In 1977 the song was covered by American singer Carol Douglas, who included it on her 1977 Full Bloom album...

...and fellow Eurovisioners Brotherhood of Man covered it for their 1980 Brotherhood of Man Sing 20 Number One Hits compilation.

The release of ABBA Gold in 1992 brought on a lot of covers too.
By Jennifer Love Hewitt for her Love Songs album... Milo Binder for the 20 More Explosive Fantastic Rockin' Mega Smash Hit Explosions! compilation... Nukey Pukes on their self-titled... Rob'n'Raz for the ABBA - The Tribute tribute album, featuring vocals by a then unknown Lutricia McNeal...

...and by Abbacadabra, who, of course, made countless ABBA Hi-NRG cover versions.

In 1994 Frida herself joined The Real Group for a performance of Dancing Queen, of which the studio version was featured on their Varför Får Man Inte Bara Vara Som Man album.

German dance band E-Rotic covered the song on their 1997 Thank You for the Music ABBA tribute album...

...Australian singer Kylie Minogue performed the song during her 1998 Intimate & Live tour...
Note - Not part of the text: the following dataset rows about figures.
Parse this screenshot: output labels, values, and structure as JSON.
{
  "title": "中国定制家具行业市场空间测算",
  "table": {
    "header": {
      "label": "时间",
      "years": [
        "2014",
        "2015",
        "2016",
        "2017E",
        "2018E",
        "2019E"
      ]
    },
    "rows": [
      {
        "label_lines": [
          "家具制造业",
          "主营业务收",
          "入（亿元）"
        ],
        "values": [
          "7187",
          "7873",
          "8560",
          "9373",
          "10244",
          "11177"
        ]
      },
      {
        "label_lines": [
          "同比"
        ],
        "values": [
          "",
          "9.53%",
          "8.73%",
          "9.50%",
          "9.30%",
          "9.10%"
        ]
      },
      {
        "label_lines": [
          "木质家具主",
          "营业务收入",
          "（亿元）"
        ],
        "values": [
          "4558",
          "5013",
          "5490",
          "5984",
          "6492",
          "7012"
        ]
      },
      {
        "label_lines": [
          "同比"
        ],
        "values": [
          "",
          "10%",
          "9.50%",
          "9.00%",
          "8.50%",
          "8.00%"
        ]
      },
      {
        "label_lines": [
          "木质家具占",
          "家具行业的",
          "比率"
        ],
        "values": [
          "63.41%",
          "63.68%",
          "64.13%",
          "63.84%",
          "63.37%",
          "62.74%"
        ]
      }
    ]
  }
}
...and Swedish group A*Teens covered the song on their 1999 debut album The ABBA Generation.

It was released as the fourth and final single off the album in 2000 and was the lead single for the album in the United States. Apparently it was quite huge in South America, but didn't do a lot anywhere else... Those vocal... Oh, boy.

S Club 7 recorded the song for the ABBAmania compilation that same year...

...and five years later Swedish musician Nils Landgren covered the song on his 2004 Funky ABBA album.

In 2005 Belinda Carlisle covered the song for the ABBA Mania compilation...

...three years later the song was performed in Mamma Mia!: The Movie, sung by Meryl Streep, Christine Baranski and Julie Walters...

...and in 2011 British group Steps covered the song for their The Ultimate Collection compilation...

Dancing Queen is pop perfection in all that pop perfection can be.

Another, let's say, curious version:
Fado singer Lenita Gentil did a version for the Portuguese version of the ABBAcadabra musical in 1984, where she played the Evil Queen and thus making it Evil Queen theme.


The song was performed in front of the royal family of Sweden during an all-star gala at the Royal Swedish Opera, the day before Carl XVI Gustaf and Silvia Sommerlath were to be wed in 1976.

This performance is iconic. Okay, it's not iconic in the sense of the actual meaning of the word, but I've never forgotten this.

Deleted member 26234

Love that version.

"Knowing Me, Knowing You" is in the top 3 now! Yes! Could "Gimme, Gimme, Gimme" leave now?